In his absorption Dangle had let his cigar go out, and now he paused to relight it. Cheyne sat, devouring the story with eager interest. He did not for a moment doubt it. It covered too accurately the facts which he already knew. He was keenly curious to hear its end: whether Dangle, having obtained the cipher, had read it, and what was the nature of the proposal the man was about to make.

“Next day I approached Price on the matter. I said I had involuntarily overheard what Schulz had told him, and as the affair was so huge, asked him to take me into it with him. As a matter of fact I thought then, and think now, that the job was too big for one person to handle. However, Price cut up rough about it: wouldn’t have me as a partner on any terms and accused me of eavesdropping. I told him to go to hell and we parted on bad terms. I found out—I may as well admit by looking through the letters in his cabin while he was on duty—that he had sent the packet to you, and when I had made inquiries about you I was able to guess his motive. You, humanly speaking, were a safe life; you were invalided out of the service. He would send the secret to you to keep for him till after the war or to use as you thought best if he were knocked out.
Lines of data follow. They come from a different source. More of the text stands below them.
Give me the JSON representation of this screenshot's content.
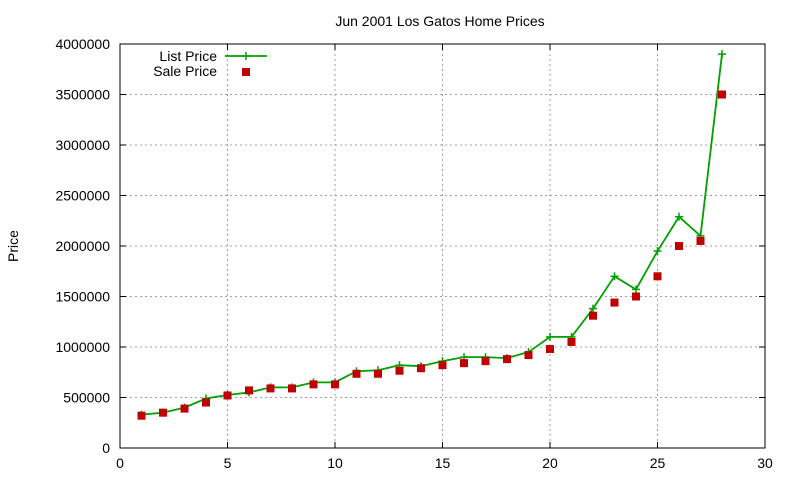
{
  "chart_data": {
    "type": "line",
    "title": "Jun 2001 Los Gatos Home Prices",
    "xlabel": "",
    "ylabel": "Price",
    "xlim": [
      0,
      30
    ],
    "ylim": [
      0,
      4000000
    ],
    "x_ticks": [
      0,
      5,
      10,
      15,
      20,
      25,
      30
    ],
    "y_ticks": [
      0,
      500000,
      1000000,
      1500000,
      2000000,
      2500000,
      3000000,
      3500000,
      4000000
    ],
    "grid": true,
    "legend_position": "top-left",
    "x": [
      1,
      2,
      3,
      4,
      5,
      6,
      7,
      8,
      9,
      10,
      11,
      12,
      13,
      14,
      15,
      16,
      17,
      18,
      19,
      20,
      21,
      22,
      23,
      24,
      25,
      26,
      27,
      28
    ],
    "series": [
      {
        "name": "List Price",
        "style": "line+cross",
        "color": "#00a000",
        "values": [
          330000,
          350000,
          400000,
          490000,
          525000,
          550000,
          600000,
          600000,
          650000,
          650000,
          760000,
          770000,
          820000,
          810000,
          860000,
          900000,
          900000,
          890000,
          950000,
          1100000,
          1100000,
          1380000,
          1700000,
          1570000,
          1950000,
          2290000,
          2100000,
          3900000
        ]
      },
      {
        "name": "Sale Price",
        "style": "square",
        "color": "#c00000",
        "values": [
          320000,
          350000,
          390000,
          450000,
          520000,
          570000,
          590000,
          590000,
          630000,
          630000,
          735000,
          735000,
          765000,
          790000,
          820000,
          840000,
          860000,
          880000,
          920000,
          980000,
          1050000,
          1310000,
          1440000,
          1500000,
          1700000,
          2000000,
          2050000,
          3500000
        ]
      }
    ]
  }
}
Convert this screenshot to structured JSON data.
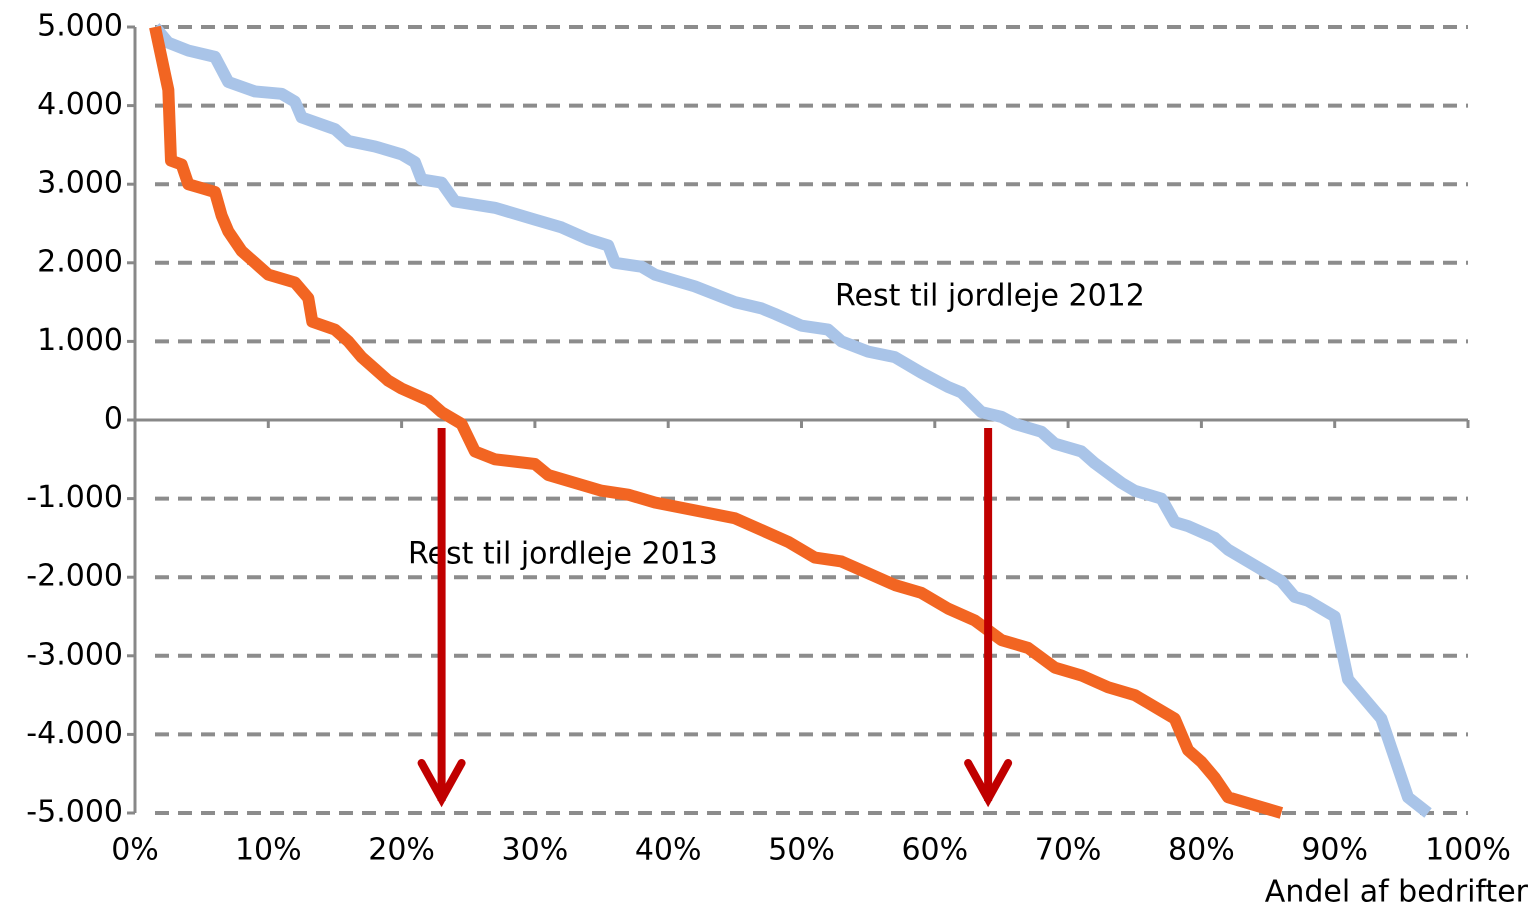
{
  "chart_data": {
    "type": "line",
    "xlabel": "Andel af bedrifter",
    "annotations": [
      "Rest til jordleje 2012",
      "Rest til jordleje 2013"
    ],
    "arrows_x": [
      23,
      64
    ],
    "arrow_color": "#c00000",
    "grid": true,
    "xlim": [
      0,
      100
    ],
    "ylim": [
      -5000,
      5000
    ],
    "xticks": [
      {
        "value": 0,
        "label": "0%"
      },
      {
        "value": 10,
        "label": "10%"
      },
      {
        "value": 20,
        "label": "20%"
      },
      {
        "value": 30,
        "label": "30%"
      },
      {
        "value": 40,
        "label": "40%"
      },
      {
        "value": 50,
        "label": "50%"
      },
      {
        "value": 60,
        "label": "60%"
      },
      {
        "value": 70,
        "label": "70%"
      },
      {
        "value": 80,
        "label": "80%"
      },
      {
        "value": 90,
        "label": "90%"
      },
      {
        "value": 100,
        "label": "100%"
      }
    ],
    "yticks": [
      {
        "value": 5000,
        "label": "5.000"
      },
      {
        "value": 4000,
        "label": "4.000"
      },
      {
        "value": 3000,
        "label": "3.000"
      },
      {
        "value": 2000,
        "label": "2.000"
      },
      {
        "value": 1000,
        "label": "1.000"
      },
      0,
      {
        "value": -1000,
        "label": "-1.000"
      },
      {
        "value": -2000,
        "label": "-2.000"
      },
      {
        "value": -3000,
        "label": "-3.000"
      },
      {
        "value": -4000,
        "label": "-4.000"
      },
      {
        "value": -5000,
        "label": "-5.000"
      }
    ],
    "series": [
      {
        "color": "#a9c4e8",
        "x": [
          1.5,
          2.5,
          4,
          6,
          7,
          9,
          11,
          12,
          12.5,
          15,
          16,
          18,
          20,
          21,
          21.5,
          23,
          24,
          27,
          30,
          32,
          34,
          35.5,
          36,
          38,
          39,
          42,
          45,
          47,
          48,
          50,
          52,
          53,
          55,
          57,
          59,
          61,
          62,
          63.5,
          65,
          66,
          68,
          69,
          71,
          72,
          74,
          75,
          77,
          78,
          79,
          81,
          82,
          84,
          85,
          86,
          87,
          88,
          90,
          91,
          92,
          93.5,
          94.5,
          95.5,
          97
        ],
        "values": [
          5000,
          4800,
          4700,
          4620,
          4300,
          4180,
          4150,
          4050,
          3850,
          3700,
          3550,
          3480,
          3380,
          3280,
          3060,
          3020,
          2780,
          2700,
          2550,
          2450,
          2300,
          2220,
          2000,
          1950,
          1850,
          1700,
          1500,
          1420,
          1350,
          1200,
          1150,
          1000,
          870,
          800,
          600,
          420,
          350,
          100,
          40,
          -50,
          -150,
          -300,
          -400,
          -550,
          -800,
          -900,
          -1000,
          -1300,
          -1350,
          -1500,
          -1650,
          -1850,
          -1950,
          -2050,
          -2250,
          -2300,
          -2500,
          -3300,
          -3500,
          -3800,
          -4300,
          -4800,
          -5000
        ]
      },
      {
        "color": "#f26522",
        "x": [
          1.5,
          2,
          2.5,
          2.7,
          3.5,
          4,
          5,
          6,
          6.5,
          7,
          8,
          9,
          10,
          12,
          13,
          13.3,
          15,
          16,
          17,
          18,
          19,
          20,
          22,
          23,
          24.5,
          25.5,
          27,
          30,
          31,
          33,
          35,
          37,
          39,
          42,
          45,
          47,
          49,
          51,
          53,
          55,
          57,
          59,
          61,
          63,
          65,
          67,
          69,
          71,
          73,
          75,
          77,
          78,
          79,
          80,
          81,
          82,
          84,
          86
        ],
        "values": [
          5000,
          4600,
          4200,
          3300,
          3250,
          3000,
          2950,
          2900,
          2600,
          2400,
          2150,
          2000,
          1850,
          1750,
          1550,
          1250,
          1150,
          1000,
          800,
          650,
          500,
          400,
          250,
          100,
          -50,
          -400,
          -500,
          -560,
          -700,
          -800,
          -900,
          -950,
          -1050,
          -1150,
          -1250,
          -1400,
          -1550,
          -1750,
          -1800,
          -1950,
          -2100,
          -2200,
          -2400,
          -2550,
          -2800,
          -2900,
          -3150,
          -3250,
          -3400,
          -3500,
          -3700,
          -3800,
          -4200,
          -4350,
          -4550,
          -4800,
          -4900,
          -5000
        ]
      }
    ]
  }
}
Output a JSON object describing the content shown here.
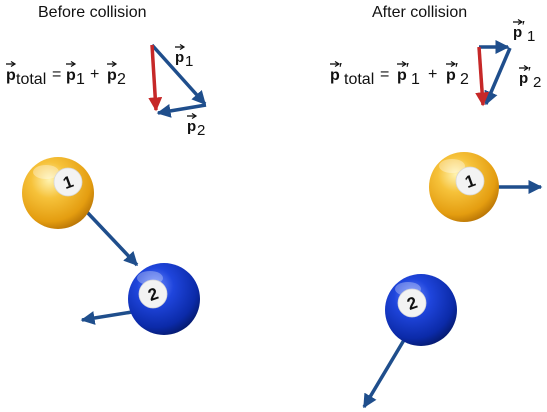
{
  "headings": {
    "before": "Before collision",
    "after": "After collision"
  },
  "before": {
    "equation": {
      "lhs_symbol": "p",
      "lhs_subscript": "total",
      "equals": "=",
      "term1_symbol": "p",
      "term1_subscript": "1",
      "plus": "+",
      "term2_symbol": "p",
      "term2_subscript": "2"
    },
    "vector_labels": {
      "p1_symbol": "p",
      "p1_subscript": "1",
      "p2_symbol": "p",
      "p2_subscript": "2"
    },
    "balls": {
      "ball1_number": "1",
      "ball2_number": "2"
    }
  },
  "after": {
    "equation": {
      "lhs_symbol": "p",
      "prime": "′",
      "lhs_subscript": "total",
      "equals": "=",
      "term1_symbol": "p",
      "term1_subscript": "1",
      "plus": "+",
      "term2_symbol": "p",
      "term2_subscript": "2"
    },
    "vector_labels": {
      "p1_symbol": "p",
      "p1_subscript": "1",
      "p2_symbol": "p",
      "p2_subscript": "2"
    },
    "balls": {
      "ball1_number": "1",
      "ball2_number": "2"
    }
  },
  "colors": {
    "momentum_arrow": "#1f4e8c",
    "total_arrow": "#c62828",
    "ball1": "#f2b21b",
    "ball2": "#1036c4"
  }
}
“You will understand, Mr. Cheyne, that though keenly interested in the whole affair, while I was in the service I couldn’t make any move in it. But directly I was demobbed I began to make inquiries. I found you were living at Dartmouth, and it was evident from your way of life that you hadn’t exploited the secret. Then I found out about Price, learned that he was on one of the Bombay-Basrah troopships and that though he had applied to be demobbed there were official delays. The next thing I heard about him was that he had disappeared. You knew that?” Dangle seemed to have been expecting the other to show surprise.